As awkward as it may be, discussing your hygiene obsession—whether you're actually concerned about where someone's hands have been or you're trying to talk to a new fling about BO or genital odors—is just as important as discussing protection and testing for sexually transmitted infections (STIs). Think about it this way: In a best-case scenario, it's merely a turnoff; worst case, germs from their body can get into your body, leading to infections (no one wants someone else's grimy fingers inside them, right?).
Do's and don'ts
While it's one thing to ask a guest to wash their hands after handling doorknobs, it's a stickier conversation to ask them to sanitize before handling your knob. And it's the kind of conversation that, done inexpertly and insensitively, can tank a relationship. So how do you bring up such a potentially cringey topic with a partner?
For starters, don't bring hygiene up immediately after sex. That tends to be a vulnerable time, so mentioning the persistent waft of yeasty odors among a few passionate I-love-yous probably won't go over well. Instead, broach the topic outside the bedroom, advised Shannon Chavez, a licensed clinical psychologist and certified sex therapist in Beverly Hills, California.

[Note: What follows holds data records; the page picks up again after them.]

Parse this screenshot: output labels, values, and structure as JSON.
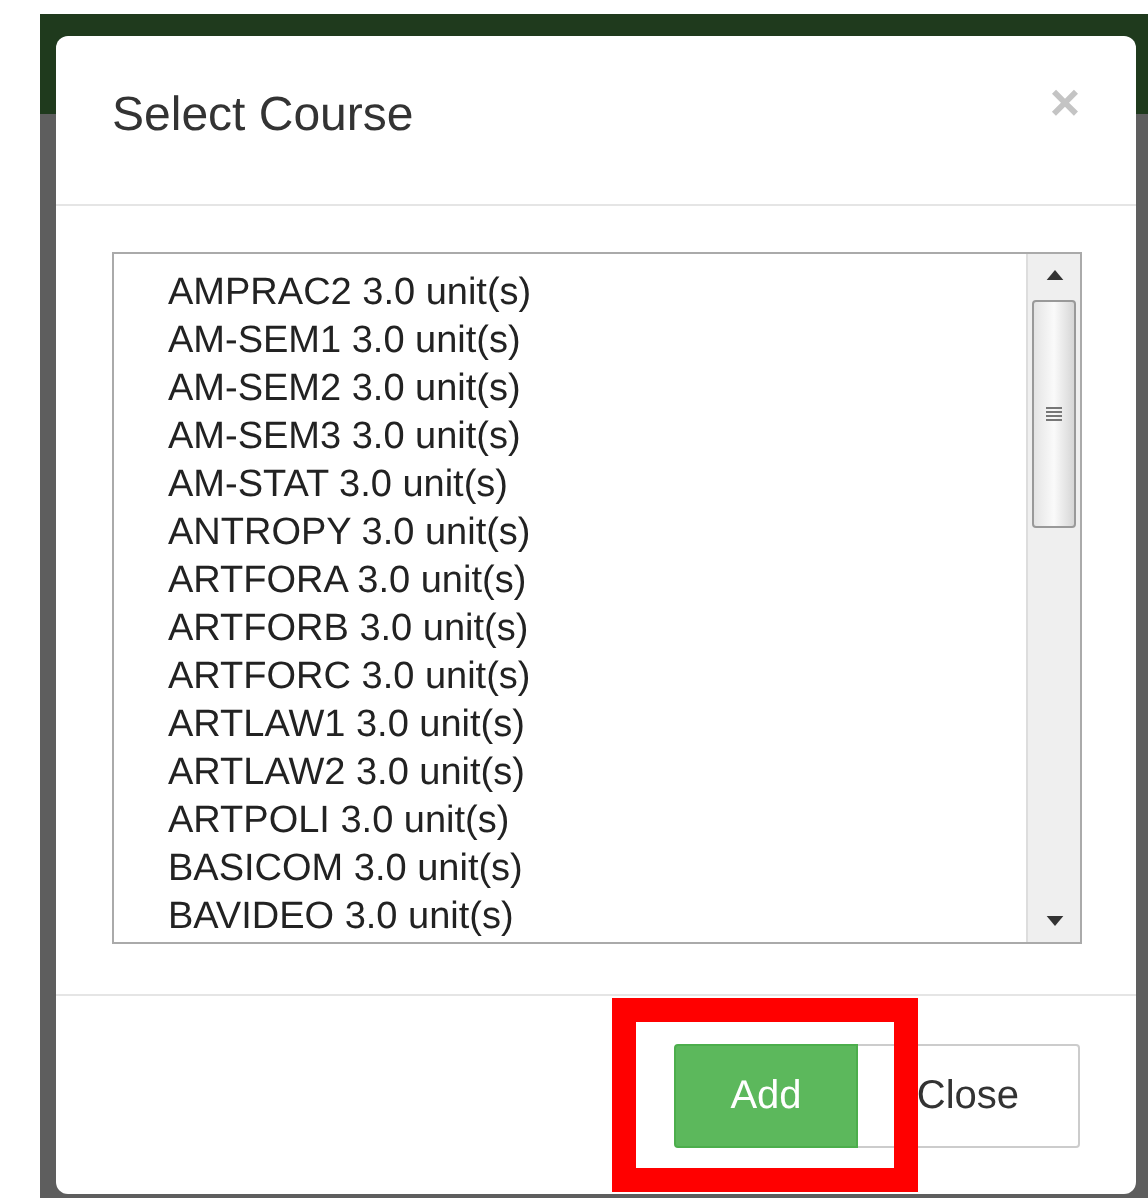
{
  "dialog": {
    "title": "Select Course",
    "close_symbol": "×"
  },
  "course_list": {
    "items": [
      {
        "label": "AMPRAC2 3.0 unit(s)",
        "selected": false
      },
      {
        "label": "AM-SEM1 3.0 unit(s)",
        "selected": false
      },
      {
        "label": "AM-SEM2 3.0 unit(s)",
        "selected": false
      },
      {
        "label": "AM-SEM3 3.0 unit(s)",
        "selected": false
      },
      {
        "label": "AM-STAT 3.0 unit(s)",
        "selected": false
      },
      {
        "label": "ANTROPY 3.0 unit(s)",
        "selected": false
      },
      {
        "label": "ARTFORA 3.0 unit(s)",
        "selected": false
      },
      {
        "label": "ARTFORB 3.0 unit(s)",
        "selected": false
      },
      {
        "label": "ARTFORC 3.0 unit(s)",
        "selected": false
      },
      {
        "label": "ARTLAW1 3.0 unit(s)",
        "selected": false
      },
      {
        "label": "ARTLAW2 3.0 unit(s)",
        "selected": false
      },
      {
        "label": "ARTPOLI 3.0 unit(s)",
        "selected": false
      },
      {
        "label": "BASICOM 3.0 unit(s)",
        "selected": false
      },
      {
        "label": "BAVIDEO 3.0 unit(s)",
        "selected": false
      }
    ]
  },
  "buttons": [
    {
      "label": "Add",
      "kind": "primary"
    },
    {
      "label": "Close",
      "kind": "default"
    }
  ]
}
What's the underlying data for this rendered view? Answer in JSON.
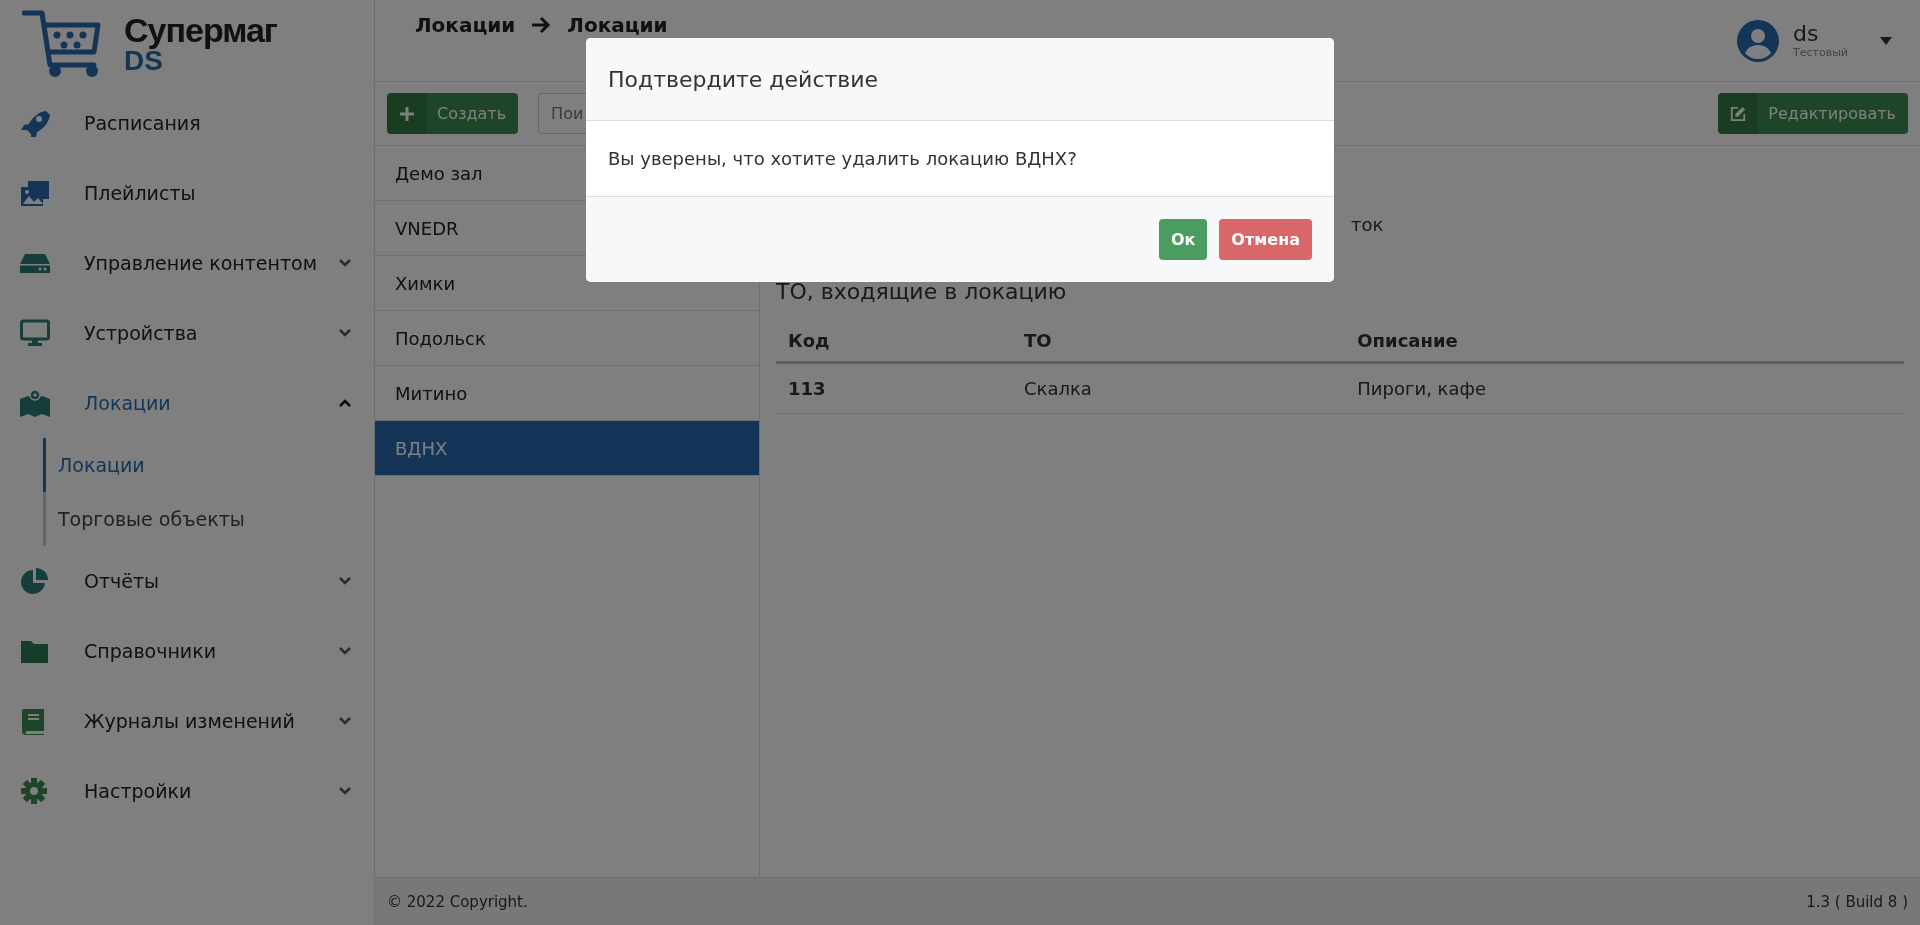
{
  "logo": {
    "title": "Супермаг",
    "subtitle": "DS"
  },
  "sidebar": {
    "items": [
      {
        "label": "Расписания",
        "kind": "link",
        "selected": false
      },
      {
        "label": "Плейлисты",
        "kind": "link",
        "selected": false
      },
      {
        "label": "Управление контентом",
        "kind": "group",
        "expanded": false,
        "selected": false
      },
      {
        "label": "Устройства",
        "kind": "group",
        "expanded": false,
        "selected": false
      },
      {
        "label": "Локации",
        "kind": "group",
        "expanded": true,
        "selected": true,
        "children": [
          {
            "label": "Локации",
            "selected": true
          },
          {
            "label": "Торговые объекты",
            "selected": false
          }
        ]
      },
      {
        "label": "Отчёты",
        "kind": "group",
        "expanded": false,
        "selected": false
      },
      {
        "label": "Справочники",
        "kind": "group",
        "expanded": false,
        "selected": false
      },
      {
        "label": "Журналы изменений",
        "kind": "group",
        "expanded": false,
        "selected": false
      },
      {
        "label": "Настройки",
        "kind": "group",
        "expanded": false,
        "selected": false
      }
    ]
  },
  "header": {
    "breadcrumb": [
      "Локации",
      "Локации"
    ],
    "user": {
      "name": "ds",
      "role": "Тестовый"
    }
  },
  "toolbar": {
    "create_button": "Создать",
    "search": {
      "placeholder": "Пои"
    },
    "edit_button": "Редактировать"
  },
  "locations": [
    {
      "label": "Демо зал",
      "selected": false
    },
    {
      "label": "VNEDR",
      "selected": false
    },
    {
      "label": "Химки",
      "selected": false
    },
    {
      "label": "Подольск",
      "selected": false
    },
    {
      "label": "Митино",
      "selected": false
    },
    {
      "label": "ВДНХ",
      "selected": true
    }
  ],
  "detail": {
    "partial_text": "ток",
    "section_title": "ТО, входящие в локацию",
    "table": {
      "columns": [
        "Код",
        "ТО",
        "Описание"
      ],
      "rows": [
        [
          "113",
          "Скалка",
          "Пироги, кафе"
        ]
      ]
    }
  },
  "footer": {
    "copyright": "© 2022 Copyright.",
    "version": "1.3 ( Build 8 )"
  },
  "modal": {
    "title": "Подтвердите действие",
    "message": "Вы уверены, что хотите удалить локацию ВДНХ?",
    "buttons": [
      {
        "label": "Ок",
        "kind": "confirm"
      },
      {
        "label": "Отмена",
        "kind": "cancel"
      }
    ]
  }
}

And keep it positive. "Talk about all the ways to make your sexual interactions a better experience for both of you," Chavez said. "Be concise and direct. For example: 'I noticed when you shave before sex I don't get scratched' or 'I noticed there's less body odor when you groom a bit before sex.' This will encourage your partner to incorporate these changes without it being embarrassing for either of you."
One thing you should never do is blame a partner. "If you say, 'You need to change this, you need to improve that,' your partner will be more defensive and less receptive," Chavez said. "Opt for emphasizing how much these changes will improve the experience you're sharing."
It's not a bed of roses
If you just can't face that conversation, you can try making cleanup an integral part of foreplay, said Rachel Zar, a certified sex therapist in Chicago. "Suggest taking a shower together before sex," Zar said. "Make it fun and consider it something that can be part of the experience."
Hygiene concerns aside, however, remember that it's OK if your partners don't smell like lilacs and rainbows down there.
"We need to normalize the fact that genitals are supposed to smell," Zar said—and natural odors are some of the best pheromones there are. "There's nothing wrong with someone being a little sweaty or having the smells of the day on them when you have sex," Zar added. "If you're having enough fun, you won't notice."
And remember this: Even after COVID-19 paranoia wears off, these conversations are still going to be relevant. Just don't spray hand sanitizer on your genitals in the heat of the moment—even when the pandemic is behind us. Unless that's something you're into.